Claims of maintenance and safety issues at Regional Express (Rex) are unfounded, according to the federal government's airline safety regulator.
After a month-long investigation, and following a week of widespread media scrutiny, on Saturday, July 6 the Civil Aviation Safety Authority (CASA) confirmed it had no issues with the safety of the company's aircraft.
Its investigation began after a complaint by the Australian Licenced Aircraft Engineers' Association (ALAEA) to CASA in May alleged maintenance issues at the airline, including eight examples of what it considered to be "serious non-compliance" involving former and current employees over several years.
Earlier this month Rex's chief operating officer Neville Howell claimed the accusations had been raised by "a disgruntled engineer and his union, first to the Fair Work Commission and then to CASA".

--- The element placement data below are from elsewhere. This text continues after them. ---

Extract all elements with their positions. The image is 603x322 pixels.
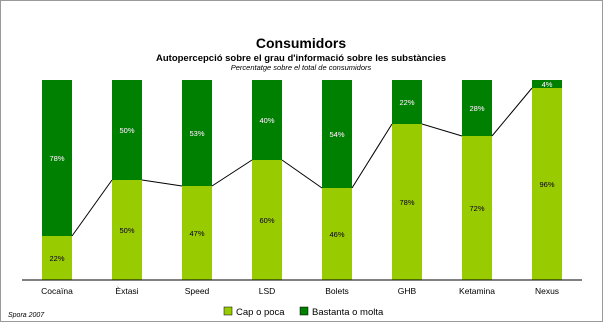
data-label-bastanta-o-molta-extasi: 50% bbox=[119, 126, 134, 135]
bar-cap-o-poca-ketamina bbox=[462, 136, 492, 280]
chart-note: Percentatge sobre el total de consumidor… bbox=[231, 63, 372, 72]
bar-bastanta-o-molta-ghb bbox=[392, 80, 422, 124]
legend-swatch-cap-o-poca bbox=[223, 306, 233, 316]
connector-line-lsd-bolets bbox=[281, 159, 323, 189]
bar-bastanta-o-molta-nexus bbox=[532, 80, 562, 88]
data-label-bastanta-o-molta-nexus: 4% bbox=[542, 80, 553, 89]
bar-cap-o-poca-extasi bbox=[112, 180, 142, 280]
bar-cap-o-poca-ghb bbox=[392, 124, 422, 280]
x-tick-label-speed: Speed bbox=[185, 286, 210, 296]
data-label-cap-o-poca-lsd: 60% bbox=[259, 216, 274, 225]
data-label-cap-o-poca-ketamina: 72% bbox=[469, 204, 484, 213]
connector-line-extasi-speed bbox=[141, 179, 183, 187]
data-label-bastanta-o-molta-cocaina: 78% bbox=[49, 154, 64, 163]
bar-bastanta-o-molta-cocaina bbox=[42, 80, 72, 236]
connector-line-ketamina-nexus bbox=[491, 87, 533, 137]
bar-cap-o-poca-nexus bbox=[532, 88, 562, 280]
chart-title: Consumidors bbox=[256, 35, 346, 51]
legend: Cap o poca Bastanta o molta bbox=[223, 306, 384, 318]
x-tick-label-lsd: LSD bbox=[259, 286, 276, 296]
data-label-bastanta-o-molta-ketamina: 28% bbox=[469, 104, 484, 113]
x-tick-label-ghb: GHB bbox=[398, 286, 417, 296]
x-tick-label-extasi: Èxtasi bbox=[115, 286, 138, 296]
source-note: Spora 2007 bbox=[8, 312, 45, 319]
bar-cap-o-poca-lsd bbox=[252, 160, 282, 280]
x-tick-label-bolets: Bolets bbox=[325, 286, 349, 296]
data-label-cap-o-poca-cocaina: 22% bbox=[49, 254, 64, 263]
data-label-cap-o-poca-ghb: 78% bbox=[399, 198, 414, 207]
connector-line-cocaina-extasi bbox=[71, 179, 113, 237]
connector-line-ghb-ketamina bbox=[421, 123, 463, 137]
legend-label-cap-o-poca: Cap o poca bbox=[236, 307, 285, 318]
connector-line-bolets-ghb bbox=[351, 123, 393, 189]
data-label-cap-o-poca-extasi: 50% bbox=[119, 226, 134, 235]
x-tick-label-ketamina: Ketamina bbox=[459, 286, 495, 296]
bar-bastanta-o-molta-lsd bbox=[252, 80, 282, 160]
data-label-bastanta-o-molta-ghb: 22% bbox=[399, 98, 414, 107]
bar-bastanta-o-molta-ketamina bbox=[462, 80, 492, 136]
plot-area: 22% 78% Cocaïna 50% 50% Èxtasi 47% 53% Speed 60% 4… bbox=[41, 80, 562, 296]
bar-cap-o-poca-cocaina bbox=[42, 236, 72, 280]
connector-line-speed-lsd bbox=[211, 159, 253, 187]
bar-cap-o-poca-bolets bbox=[322, 188, 352, 280]
x-tick-label-cocaina: Cocaïna bbox=[41, 286, 73, 296]
bar-bastanta-o-molta-bolets bbox=[322, 80, 352, 188]
legend-swatch-bastanta-o-molta bbox=[299, 306, 309, 316]
data-label-cap-o-poca-nexus: 96% bbox=[539, 180, 554, 189]
x-tick-label-nexus: Nexus bbox=[535, 286, 559, 296]
data-label-bastanta-o-molta-speed: 53% bbox=[189, 129, 204, 138]
bar-cap-o-poca-speed bbox=[182, 186, 212, 280]
data-label-cap-o-poca-bolets: 46% bbox=[329, 230, 344, 239]
data-label-cap-o-poca-speed: 47% bbox=[189, 229, 204, 238]
legend-label-bastanta-o-molta: Bastanta o molta bbox=[312, 307, 384, 318]
data-label-bastanta-o-molta-lsd: 40% bbox=[259, 116, 274, 125]
bar-bastanta-o-molta-extasi bbox=[112, 80, 142, 180]
data-label-bastanta-o-molta-bolets: 54% bbox=[329, 130, 344, 139]
chart-subtitle: Autopercepció sobre el grau d'informació… bbox=[156, 53, 446, 64]
bar-bastanta-o-molta-speed bbox=[182, 80, 212, 186]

READ MORE: Safety culture not lacking, says Rex
In its statement clearing the company on the weekend, CASA said it had conducted a two-day audit of the Rex Wagga maintenance facility earlier this month.
It said all management and staff spoken to felt confident in reporting maintenance errors or defects and they indicated the company operated according to the "just culture" principles.
"CASA will carefully assess the information obtained in the course of the audit against the requirements of the applicable civil aviation legislation," it reads.
"Although it normally takes up to 21 days to finalise an audit report of this kind, CASA is expediting the completion of this report."
The authority also examined a video that purported to show rust on the propeller shaft of an aircraft owned by the airline, but CASA said on the basis of an assessment of information provided by Rex it had no concerns about the airworthiness of the aircraft.
In a media release, Rex welcomed the all-clear.
It said even though CASA had acknowledged the "effectiveness and high standards" of its safety management system and safety culture after auditing Rex five times since February 2018, the authority had to be given credit for the effort and resources used to examine the recent allegations.
"CASA conducted their investigations in a prompt, comprehensive and responsible manner that should leave no doubt with regard to the safety of Rex flights in the minds of regional passengers, many of whom depend exclusively on Rex for their medical, educational and professional travelling needs," it said.
Rex also criticised some media outlets for "malicious attacks on its airline safety record".
"Not only could such disgraceful acts be capable of seriously damaging Rex but it could also result in, if Rex had been forced to cease flying, many remote and rural regional communities permanently losing air services that are critical for their socio-economic needs," it reads.